Getting this error when performing make:
执行时出现此错误:
$ make
cc -O2 -g src/bittwist.c -o src/bittwist -I/usr/local/include -L/usr/local/lib -lpcap
cc -O2 -g src/bittwiste.c -o src/bittwiste -I/usr/local/include -L/usr/local/lib -lpcap
src/bittwiste.c: In function ‘main’:
src/bittwiste.c:99:21: warning: format ‘%x’ expects argument of type ‘unsigned int *’, but argument 3 has type ‘u_char *’ [-Wformat=]
sscanf(optarg, "%02x", &payload_opt[i]);
^
Here is the code:
这是代码:
payload_len_opt = (u_short)c / 2; / possible resizing in editing functions /
payload_opt = (u_char *)malloc(sizeof(u_char) *payload_len_opt);
if (payload_opt == NULL)
error("malloc(): cannot allocate memory for payload_opt"); / make a byte of data from every 2 characters of optarg /
for (i = 0; i < payload_len_opt; i++) {
/ ugly - let me know if there is a better way to achieve this /
sscanf(optarg, "%02x", &payload_opt[i]);
I'm using Ubuntu 14.04.2 LTS
我使用Ubuntu 14.04.2 LTS。
1 个解决方案
#1
3
First, in your code
首先,在您的代码中
payload_opt = (u_char )malloc(sizeof(u_char) payload_len_opt);
looks very wrong, because
看起来非常错误的,因为
-
Standard Warning : Please do not cast the return value of
malloc()and family inC. Ifu_charis not of a pointer type, you're into deep trouble. So, better, don't cast at all. It is not at all required.标准警告:请不要将malloc()和家庭的返回值转换为c。如果u_char不是指针类型,则会陷入严重的麻烦。所以,最好不要打石膏。这根本不需要。
-
Even in case, your
u_charis a pointer type, maybe a typedef tounsigned char *, you're missing a multiplication (*) operator there. inc,sizeof(char)is guaranteed to be1, so you can just write即使是这样,您的u_char也是一个指针类型,可能是一个未签名的char *类型,您缺少一个乘法(*)操作符。
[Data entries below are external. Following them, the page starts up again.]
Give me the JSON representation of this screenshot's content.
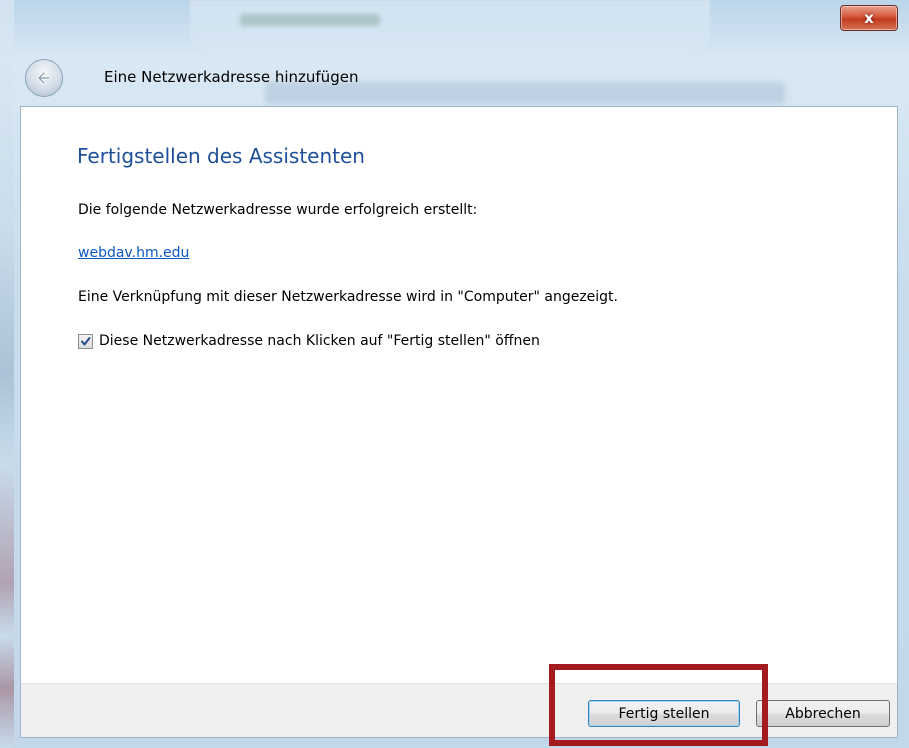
{
  "window": {
    "title": "Eine Netzwerkadresse hinzufügen",
    "close_label": "x"
  },
  "wizard": {
    "heading": "Fertigstellen des Assistenten",
    "success_text": "Die folgende Netzwerkadresse wurde erfolgreich erstellt:",
    "address_link": "webdav.hm.edu",
    "shortcut_text": "Eine Verknüpfung mit dieser Netzwerkadresse wird in \"Computer\" angezeigt.",
    "open_checkbox": {
      "label": "Diese Netzwerkadresse nach Klicken auf \"Fertig stellen\" öffnen",
      "checked": true
    }
  },
  "footer": {
    "finish_label": "Fertig stellen",
    "cancel_label": "Abbrechen"
  },
  "colors": {
    "heading": "#1e4f9a",
    "link": "#0b56c4",
    "highlight": "#a31b1e",
    "close_button": "#c23b1e"
  },
  "icons": {
    "back": "back-arrow-icon",
    "close": "close-icon",
    "check": "check-mark-icon"
  }
}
在c中,sizeof(char)被保证为1,所以您可以只写。
payload_opt = malloc(payload_len_opt); -
The multiline comment syntax is
/*...*/, not/ ... /(missing*)多行注释语法是/*…* /,/……失踪/(*)
That said, regarding the error message, for %x format specifier, from C11, chapter §7.21.6.2
关于错误消息,% x格式说明符,从C11、章§7.21.6.2
....The corresponding argument shall be a pointer to unsigned integer.
....对应的参数应该是一个指向无符号整数的指针。
but in your case, from the error message, it looks like payload_opt is of type u_char *.
但是在您的示例中,从错误消息来看,它看起来像payload_opt类型的u_char *。
#1
3
First, in your code
首先,在您的代码中
payload_opt = (u_char )malloc(sizeof(u_char) payload_len_opt);
looks very wrong, because
看起来非常错误的,因为
-
Standard Warning : Please do not cast the return value of
malloc()and family inC. Ifu_charis not of a pointer type, you're into deep trouble. So, better, don't cast at all. It is not at all required.标准警告:请不要将malloc()和家庭的返回值转换为c。如果u_char不是指针类型,则会陷入严重的麻烦。所以,最好不要打石膏。这根本不需要。
-
Even in case, your
u_charis a pointer type, maybe a typedef tounsigned char *, you're missing a multiplication (*) operator there. inc,sizeof(char)is guaranteed to be1, so you can just write即使是这样,您的u_char也是一个指针类型,可能是一个未签名的char *类型,您缺少一个乘法(*)操作符。在c中,sizeof(char)被保证为1,所以您可以只写。
payload_opt = malloc(payload_len_opt); -
The multiline comment syntax is
/*...*/, not/ ... /(missing*)多行注释语法是/*…* /,/……失踪/(*)
That said, regarding the error message, for %x format specifier, from C11, chapter §7.21.6.2
关于错误消息,% x格式说明符,从C11、章§7.21.6.2
....The corresponding argument shall be a pointer to unsigned integer.
....对应的参数应该是一个指向无符号整数的指针。
but in your case, from the error message, it looks like payload_opt is of type u_char *.
但是在您的示例中,从错误消息来看,它看起来像payload_opt类型的u_char *。